砂塵を巻き込んだ雲は摩擦により稲光を発しながら渦を巻いている。
真っ黒な雲は黒炎を巻き込んだ為だろうか。
外の光を一切通さない雲は稲光のみが雲の中を一瞬照らすのみ。
光が無くてはこの雲の中でミリーの姿を探す事ができない。
衣服や肌についた血はそのままに、傷はある程度癒えたが心まではそう簡単には癒えるものではない。
自分のこの手で殺してしまったのだが……
雲を見上げていると中心から僅かに光が射し込んでくる。
これでこの黒雲の中も探す事ができる。
そう思ったと同時に射し込む光に違和感を覚える。
「なん…… だ?」
黒雲に丸く穴が開き、空が見えるのと一緒に七色の光が降ってくる。
超高速で降ってくるそれは抉られた地面の岩などの無機質なものではない。
七色のドラゴン、爆炎竜だ。
「まさか…… な…… ミリーなの…… か?」
驚愕の表情で爆炎竜を見上げるアリー。
垂直に降りてくる爆炎竜がアリー目掛けて向かってくる。
接近すると共にミリーの姿を確認し、涙を拭って巨斧を握り締るアリー。
全力で魔力を放出しつつ黒炎を纏ってミリーに備える。
そして超高速落下からのミリーの唐竹割り。
「痛ーーーーーっっっっったいんですよ!!!!!」
ミリーの一撃がアリーの巨斧に打ち付けられると共に超強烈な爆焰が炸裂する。
地面をさらに深く抉りながら数十メートルも沈み込むアリーと押し込むミリー。
お互いに血塗れの姿を確認しながら生きていた事に安堵、そして笑顔が溢れてしまう。
魔力を収めて巨斧を消すアリー。
ミリーも放出していた魔力を回復に回してミルニルをベルトに下げる。
「ミリー、生きてて良かった」
「何を言ってるんですか!! あれは本気で殺そうとする一撃でしたよ!? まあとは言え爆発の原因は私なんですけどね!」
「妾も本気でやらねば死んでしまうだろう? 手加減など出来るものか!」
「本気でも殺さないように戦うんですよ! 私がその辺みっちり教えてあげます!」
「また本気の妾と相手をしてくれるのか? 妾は手加減などせぬぞ?」
「さっきの連発するのはダメですよ…… さすがに私の魔力が持ちませんから」
「あれはそうそう連発出来るようなものではないからな。
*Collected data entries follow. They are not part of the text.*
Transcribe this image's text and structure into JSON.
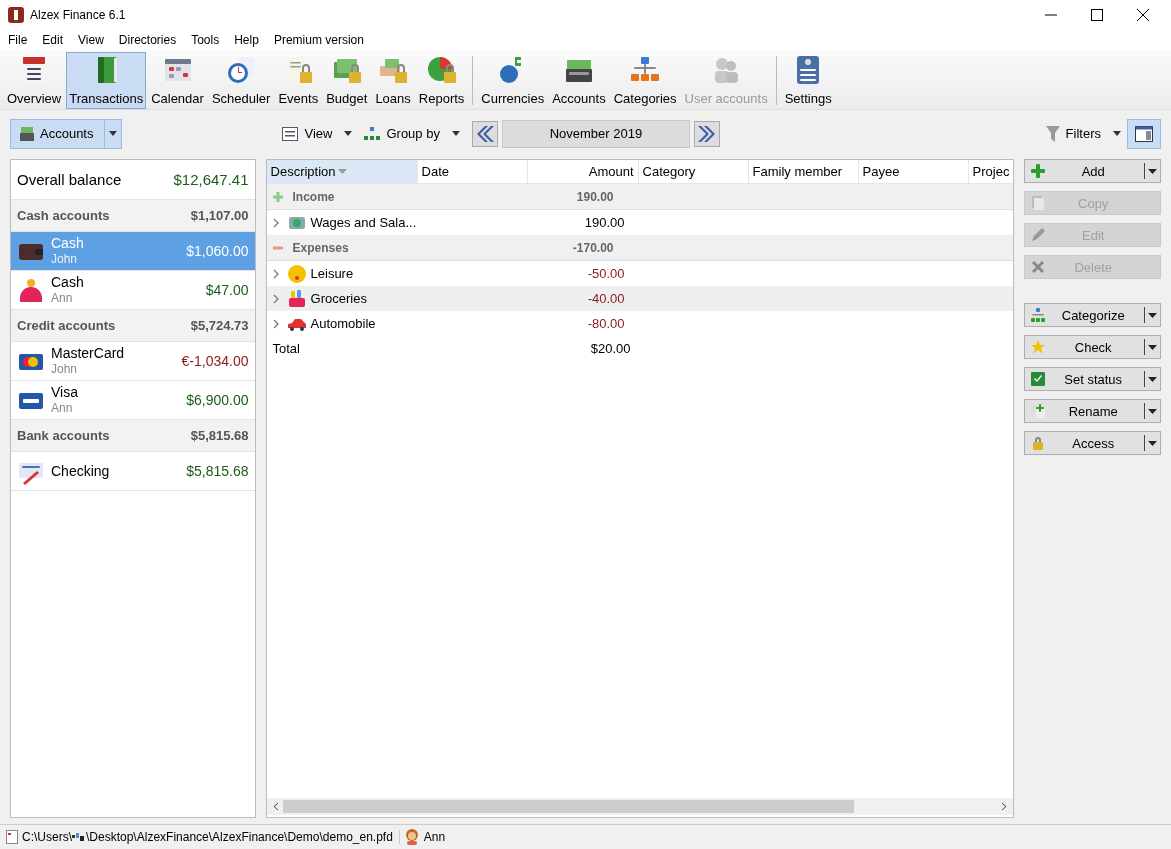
{
  "window": {
    "title": "Alzex Finance 6.1"
  },
  "menu": [
    "File",
    "Edit",
    "View",
    "Directories",
    "Tools",
    "Help",
    "Premium version"
  ],
  "toolbar": [
    {
      "label": "Overview",
      "selected": false,
      "disabled": false
    },
    {
      "label": "Transactions",
      "selected": true,
      "disabled": false
    },
    {
      "label": "Calendar",
      "selected": false,
      "disabled": false
    },
    {
      "label": "Scheduler",
      "selected": false,
      "disabled": false
    },
    {
      "label": "Events",
      "selected": false,
      "disabled": false
    },
    {
      "label": "Budget",
      "selected": false,
      "disabled": false
    },
    {
      "label": "Loans",
      "selected": false,
      "disabled": false
    },
    {
      "label": "Reports",
      "selected": false,
      "disabled": false
    },
    {
      "label": "Currencies",
      "selected": false,
      "disabled": false
    },
    {
      "label": "Accounts",
      "selected": false,
      "disabled": false
    },
    {
      "label": "Categories",
      "selected": false,
      "disabled": false
    },
    {
      "label": "User accounts",
      "selected": false,
      "disabled": true
    },
    {
      "label": "Settings",
      "selected": false,
      "disabled": false
    }
  ],
  "subbar": {
    "accounts": {
      "label": "Accounts",
      "selected": true
    },
    "view": "View",
    "group_by": "Group by",
    "period": "November 2019",
    "filters": "Filters",
    "layout_toggle": {
      "selected": true
    }
  },
  "accounts": {
    "overall": {
      "label": "Overall balance",
      "amount": "$12,647.41"
    },
    "groups": [
      {
        "name": "Cash accounts",
        "total": "$1,107.00",
        "items": [
          {
            "name": "Cash",
            "owner": "John",
            "amount": "$1,060.00",
            "negative": false,
            "selected": true
          },
          {
            "name": "Cash",
            "owner": "Ann",
            "amount": "$47.00",
            "negative": false,
            "selected": false
          }
        ]
      },
      {
        "name": "Credit accounts",
        "total": "$5,724.73",
        "items": [
          {
            "name": "MasterCard",
            "owner": "John",
            "amount": "€-1,034.00",
            "negative": true,
            "selected": false
          },
          {
            "name": "Visa",
            "owner": "Ann",
            "amount": "$6,900.00",
            "negative": false,
            "selected": false
          }
        ]
      },
      {
        "name": "Bank accounts",
        "total": "$5,815.68",
        "items": [
          {
            "name": "Checking",
            "amount": "$5,815.68",
            "negative": false,
            "selected": false
          }
        ]
      }
    ]
  },
  "table": {
    "columns": [
      {
        "label": "Description",
        "sorted": true
      },
      {
        "label": "Date",
        "sorted": false
      },
      {
        "label": "Amount",
        "sorted": false
      },
      {
        "label": "Category",
        "sorted": false
      },
      {
        "label": "Family member",
        "sorted": false
      },
      {
        "label": "Payee",
        "sorted": false
      },
      {
        "label": "Projec",
        "sorted": false
      }
    ],
    "rows": [
      {
        "kind": "group",
        "label": "Income",
        "amount": "190.00"
      },
      {
        "kind": "item",
        "label": "Wages and Sala...",
        "amount": "190.00",
        "negative": false,
        "selected": false
      },
      {
        "kind": "group",
        "label": "Expenses",
        "amount": "-170.00"
      },
      {
        "kind": "item",
        "label": "Leisure",
        "amount": "-50.00",
        "negative": true,
        "selected": false
      },
      {
        "kind": "item",
        "label": "Groceries",
        "amount": "-40.00",
        "negative": true,
        "selected": true
      },
      {
        "kind": "item",
        "label": "Automobile",
        "amount": "-80.00",
        "negative": true,
        "selected": false
      },
      {
        "kind": "total",
        "label": "Total",
        "amount": "$20.00"
      }
    ]
  },
  "actions": [
    {
      "label": "Add",
      "disabled": false,
      "dropdown": true
    },
    {
      "label": "Copy",
      "disabled": true,
      "dropdown": false
    },
    {
      "label": "Edit",
      "disabled": true,
      "dropdown": false
    },
    {
      "label": "Delete",
      "disabled": true,
      "dropdown": false
    },
    {
      "label": "Categorize",
      "disabled": false,
      "dropdown": true
    },
    {
      "label": "Check",
      "disabled": false,
      "dropdown": true
    },
    {
      "label": "Set status",
      "disabled": false,
      "dropdown": true
    },
    {
      "label": "Rename",
      "disabled": false,
      "dropdown": true
    },
    {
      "label": "Access",
      "disabled": false,
      "dropdown": true
    }
  ],
  "status_bar": {
    "path_start": "C:\\Users\\",
    "path_end": "\\Desktop\\AlzexFinance\\AlzexFinance\\Demo\\demo_en.pfd",
    "user": "Ann"
  }
}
ミリーの方こそさっきの爆破魔法はなんだ! 威力が高すぎるだろう!」
「私の超必殺技です。それよりも私飴ちゃん食べますけどアリーさんも食べますか?」
「ああ、アポー味をくれ」
「じゃあ私はミキャン味を食べます」
「なに!? 何種あるのだ!?」
「全部で八十二種あります!」
「…… あり過ぎじゃないか?」
「干し肉味とか食べますか?」
「それなら干し肉を食べる」
飴を舐めながら元来た光柱へと飛び立つミリーとアリー。
魔力を相当量使ってしまった為、本日の戦闘は困難と判断した為だ。
光柱からエマの洞窟へと戻り、倒れているアイリとエレクトラを回復するミリー。
ルエとテオも座り込んで二人の意識が戻るのを待っていたようだ。
「アリーはもう終わり?」
「うむ。今日は魔力を多く使ってしまったしな。明日またミリーに稽古をつけてもらう」
「…… 立場逆転してない!?」
「ミリーは強いからな。殺さない戦い方を教えてもらうのだ」
「アリーに強いと言わせるとか……」
「とんでもないね」
そうこうしている間にアイリとエレクトラの回復が終わり、お礼を言って立ち上がる二人。
またルエとテオと共に亜空間へと飛び込んで行った。
その後ミリーとアリーは竜族の谷を散策しながら畑で採れた野菜や果物をもらって食べ歩く。
野菜とはいえ塾した野菜は甘くて生で食べても美味しい。
この土地ならではの気候で育った野菜は他では食べられない美味しさを持っていた。